We have our trials early and the available Trial papers for purchase come out too late. That means we usually prepare our own. I’m really pleased with this paper and have included marking guides.
I’ve spent the last two days writing a Belonging paper. The questions were easy. Finding the ‘right’ texts took a little longer (and I’ve got a sore neck!) Along the way I found a few sites and blogs with ideas on related texts and other things:
Mrs Langford’s weblog *****
One thing that’s hard to find are visual texts that aren’t a cliche. Although I did like this one. “Write the story of the alligator on the right”,: “Buzz off, I saw him first!” or add a caption for the baby bird!
For what it is worth, I’m sharing my AOS unit on The Joy luck Club. I experimented with a different way to teach the unit this year. Instead of a “close study’ of the text accompanied by exploring the concept through various stimulus and related texts, I very deliberately approached the Area of Study through related concepts. The focus is on two main idea: Belonging and place and belonging and identity. Each phase began with a stimulus and investigation of the concept, then moved into the text, back out to some creative/response writing, back into related texts, back to the main concept.
In previous years we always seemed to get bogged down in the set text and students frequently stayed stuck in the text. I wanted students to be more responsible for their own learning and grapple with the text themselves within the framework of the Belonging concept. It was much more enjoyable teaching this way, and did give students many opportunities to connect and reconnect with the set texts and a variety of related texts. Their work in the assessment task was also better.

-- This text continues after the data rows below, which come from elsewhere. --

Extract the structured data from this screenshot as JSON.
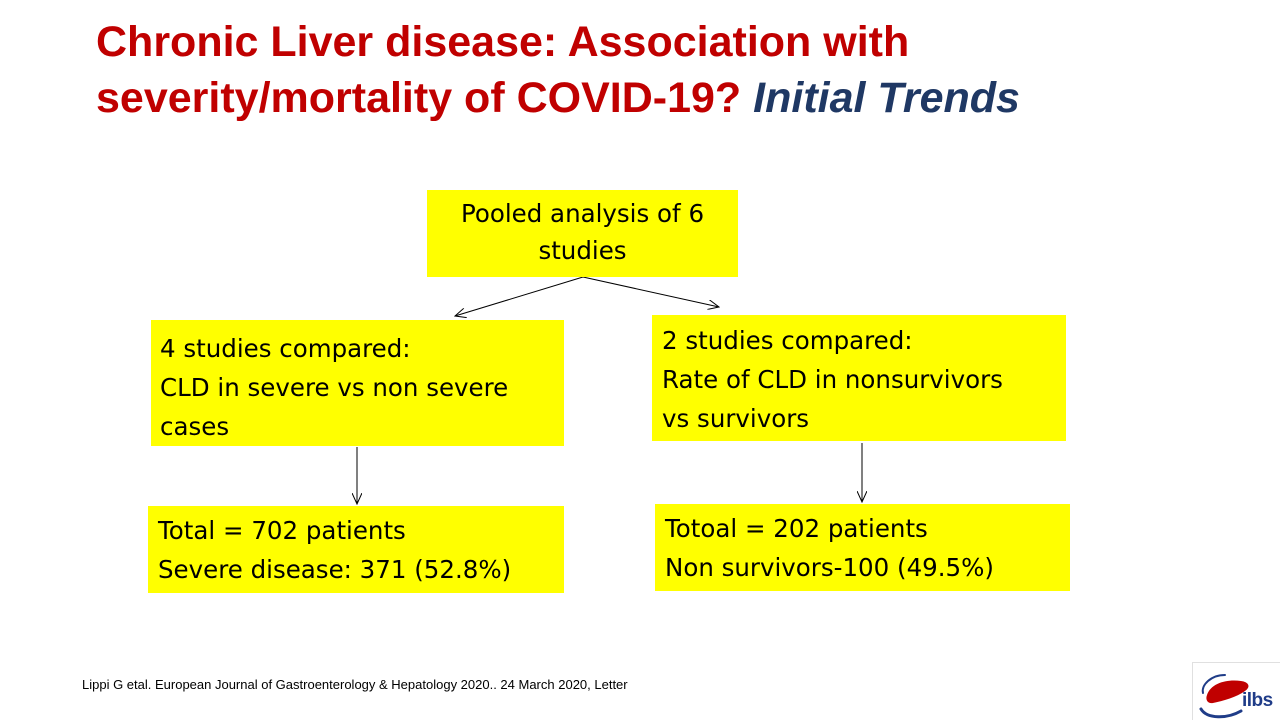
{
  "title": {
    "main": "Chronic Liver disease: Association with severity/mortality of COVID-19?",
    "accent": "Initial Trends"
  },
  "flow": {
    "root": {
      "lines": [
        "Pooled analysis of 6",
        "studies"
      ]
    },
    "left": {
      "lines": [
        "4 studies compared:",
        "CLD in severe vs non severe",
        "cases"
      ],
      "result": [
        "Total = 702 patients",
        "Severe disease: 371 (52.8%)"
      ]
    },
    "right": {
      "lines": [
        "2 studies compared:",
        "Rate of CLD in  nonsurvivors",
        "vs survivors"
      ],
      "result": [
        "Totoal = 202 patients",
        "Non survivors-100 (49.5%)"
      ]
    }
  },
  "citation": "Lippi G etal. European Journal of Gastroenterology & Hepatology 2020.. 24 March 2020, Letter",
  "logo": {
    "text": "ilbs",
    "colors": {
      "liver": "#c00000",
      "ring": "#1f3c88"
    }
  },
  "colors": {
    "title": "#c00000",
    "accent": "#1f3864",
    "box_fill": "#ffff00"
  }
}
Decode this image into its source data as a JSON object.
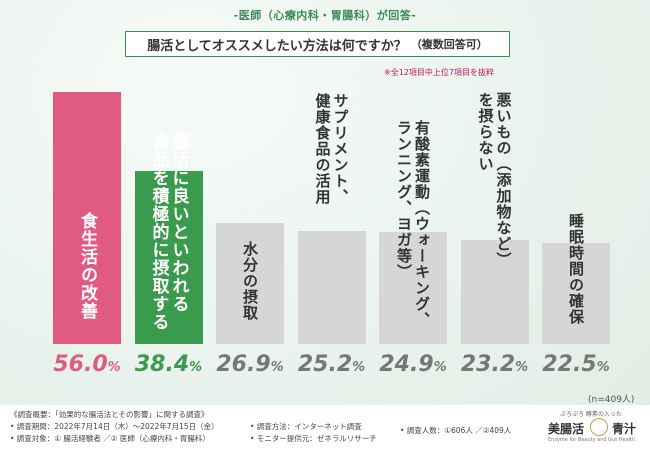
{
  "header": {
    "subtitle": "-医師（心療内科・胃腸科）が回答-",
    "title": "腸活としてオススメしたい方法は何ですか？",
    "title_suffix": "（複数回答可）",
    "note": "※全12項目中上位7項目を抜粋"
  },
  "chart_data": {
    "type": "bar",
    "title": "腸活としてオススメしたい方法は何ですか？（複数回答可）",
    "categories": [
      "食生活の改善",
      "腸活に良いといわれる食品を積極的に摂取する",
      "水分の摂取",
      "サプリメント、健康食品の活用",
      "有酸素運動（ウォーキング、ランニング、ヨガ等）",
      "悪いもの（添加物など）を摂らない",
      "睡眠時間の確保"
    ],
    "label_lines": [
      [
        "食生活の改善"
      ],
      [
        "腸活に良いといわれる",
        "食品を積極的に摂取する"
      ],
      [
        "水分の摂取"
      ],
      [
        "サプリメント、",
        "健康食品の活用"
      ],
      [
        "有酸素運動（ウォーキング、",
        "ランニング、ヨガ等）"
      ],
      [
        "悪いもの（添加物など）",
        "を摂らない"
      ],
      [
        "睡眠時間の確保"
      ]
    ],
    "values": [
      56.0,
      38.4,
      26.9,
      25.2,
      24.9,
      23.2,
      22.5
    ],
    "value_labels": [
      "56.0",
      "38.4",
      "26.9",
      "25.2",
      "24.9",
      "23.2",
      "22.5"
    ],
    "unit": "%",
    "ylim": [
      0,
      56.0
    ],
    "n_label": "(n=409人)",
    "colors": [
      "#e05a82",
      "#3a9a4e",
      "#d6d6d6",
      "#d6d6d6",
      "#d6d6d6",
      "#d6d6d6",
      "#d6d6d6"
    ],
    "value_colors": [
      "#e05a82",
      "#3a9a4e",
      "#777777",
      "#777777",
      "#777777",
      "#777777",
      "#777777"
    ]
  },
  "footer": {
    "overview": "《調査概要：「効果的な腸活法とその影響」に関する調査》",
    "period": "• 調査期間：2022年7月14日（木）〜2022年7月15日（金）",
    "target": "• 調査対象：① 腸活経験者 ／② 医師（心療内科・胃腸科）",
    "method": "• 調査方法：インターネット調査",
    "monitor": "• モニター提供元：ゼネラルリサーチ",
    "count": "• 調査人数：①606人 ／②409人",
    "logo_tagline": "ぷろぷろ 酵素の入った",
    "logo_name_a": "美腸活",
    "logo_name_b": "青汁",
    "logo_sub": "Enzyme for Beauty and Gut Health"
  }
}
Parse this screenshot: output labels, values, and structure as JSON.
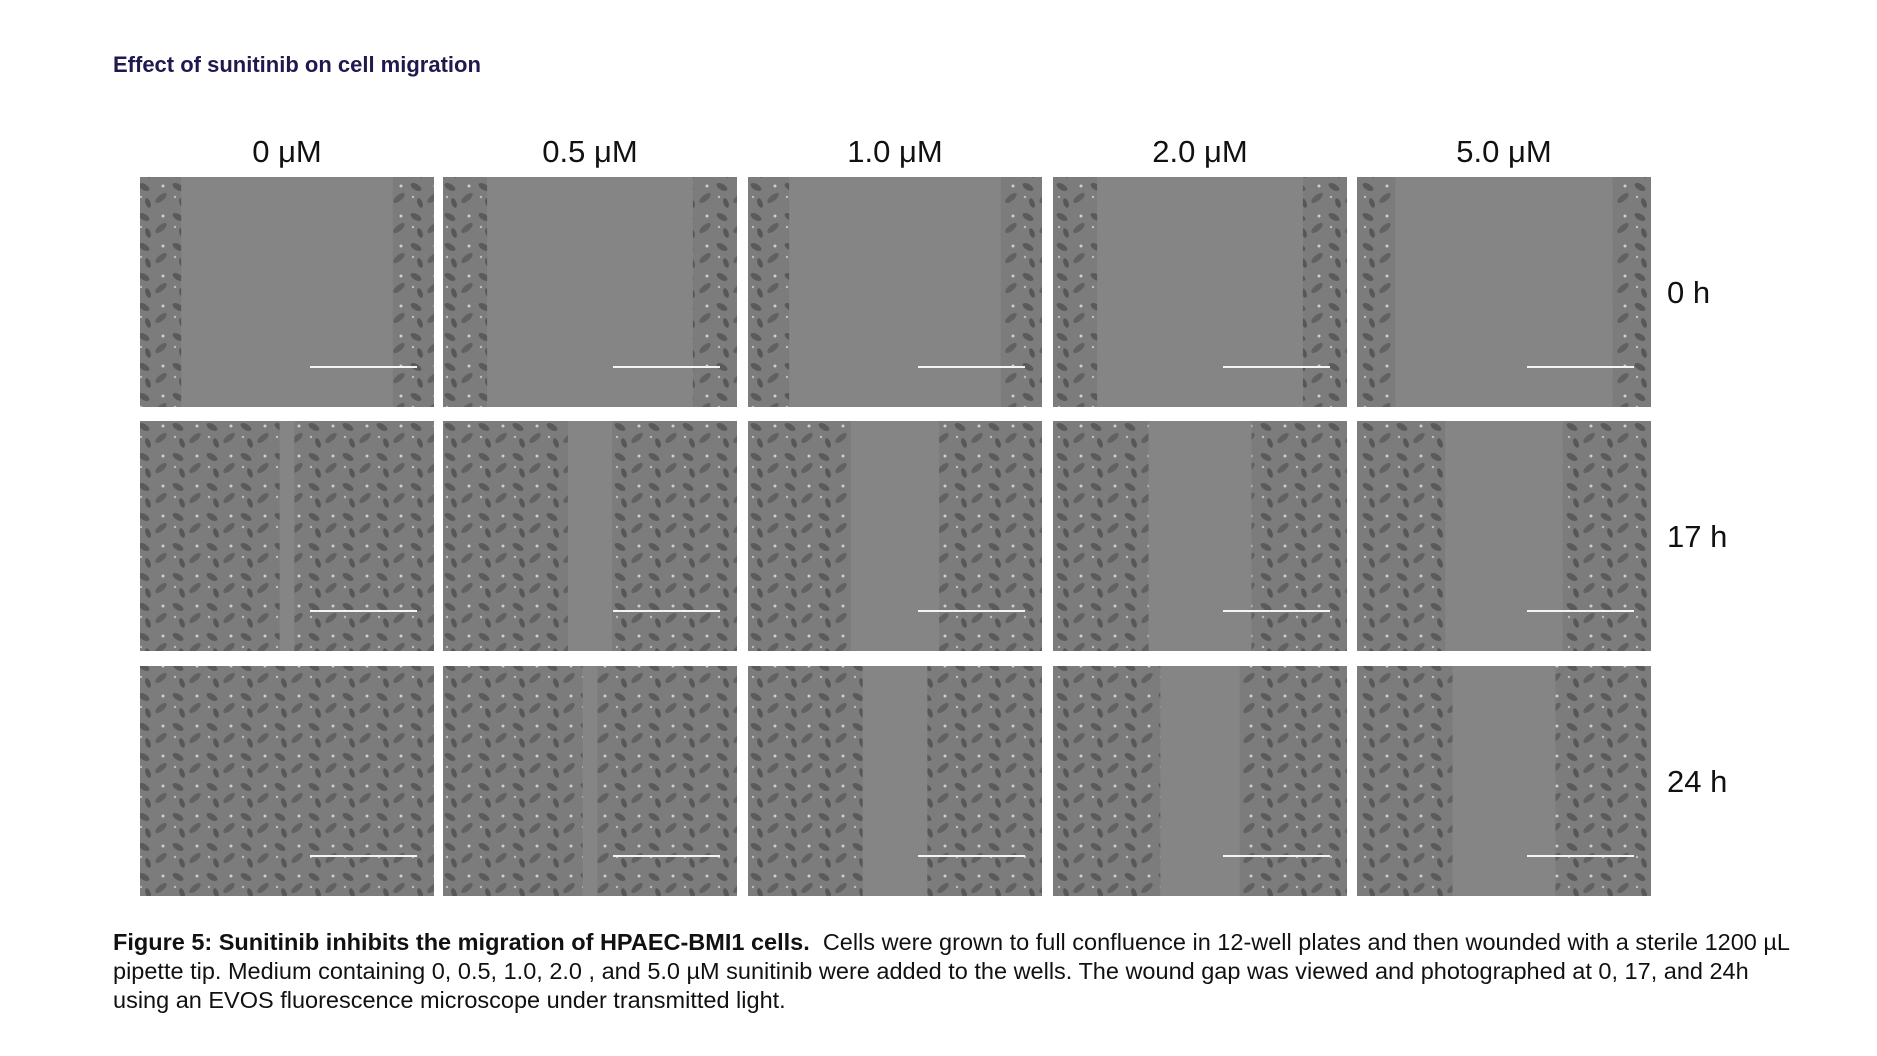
{
  "header": {
    "title": "Effect of sunitinib on cell migration"
  },
  "figure": {
    "columns": [
      "0 μM",
      "0.5 μM",
      "1.0 μM",
      "2.0 μM",
      "5.0 μM"
    ],
    "rows": [
      "0 h",
      "17 h",
      "24 h"
    ]
  },
  "caption": {
    "heading": "Figure 5: Sunitinib inhibits the migration of HPAEC-BMI1 cells.",
    "text": "Cells were grown to full confluence in 12-well plates and then wounded with a sterile 1200 µL pipette tip. Medium containing 0, 0.5, 1.0, 2.0 , and 5.0 µM sunitinib were added to the wells. The wound gap was viewed and photographed at 0, 17, and 24h using an EVOS fluorescence microscope under transmitted light."
  }
}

In preparing the unit to share, the simple table format is one I have used for many years. It helps me remember what I was thinking when I designed the original lesson. I think it helps another reader to understand the point of a lesson. Any comments appreciated.
These are the last few weeks of school for 2011 HSC students and we have been busy writing practice essays and adding some depth to our thinking about each module and its concepts. Over the years I have worked through many ways of helping students to prepare for this exam, not least with my own kids. How to summarise effectively in English often presents problems for students. Unlike many content based subjects where a list of headings from a textbook and memory cards can help a lot, in English students have to think about the concepts and essay question, draw on everything they know about the topic, select from their knowledge to answer effectively, as well as write an effective essay all under exam conditions. You can tell by the length of that last sentence how overwhelming that can be.
This year I experimented with a great piece of advice from Mrs Langford’s Weblog. She suggested students prepare for Module A by thinking about the ‘big questions” in the texts for Module A and organsing notes under these big ideas. She concludes: It is important that you integrate your notes by organising them under key ideas rather than summarising each text separately. Integrated notes lead to writing integrated responses.
I really liked the thinking behind this and tried it out in the classroom with the Area of Study. Students thought about the “big ideas” about belonging on their own and then combined in teams to share and write down three “big ideas”. They had to write complete well thought out sentences, since I wanted them to practice writing topic sentences they could use in their essays. We selected 7 of the ideas as a class. We then had a discussion about how an idea was related to a text they had studied in the AOS. With some prompt questions we pushed that thinking to include the techniques the writer was using and evidence from the texts. I then moved students into teams with one “big idea” each and we played ‘Speed Dating”. Each team had a few minutes to add text, techniques, quotes and evidence to the big idea on the sheet and then moved on to the text ‘big idea’.
It was great fun requiring some high energy from tired year 12 students, and produced lots of deeper thinking and revision of texts. By the end of the lesson we had a very useful summary that students could refine and add to and that was set up especially to support their essay writing.
I’ve since tried it out with year 11 who are also preparing for exams. The response from Year 12 was very positive, with students keen to repeat the exercise with their modules. It is nice to find a workable, high energy way to keep Year 12 working in the midst of what can be a trying time at school!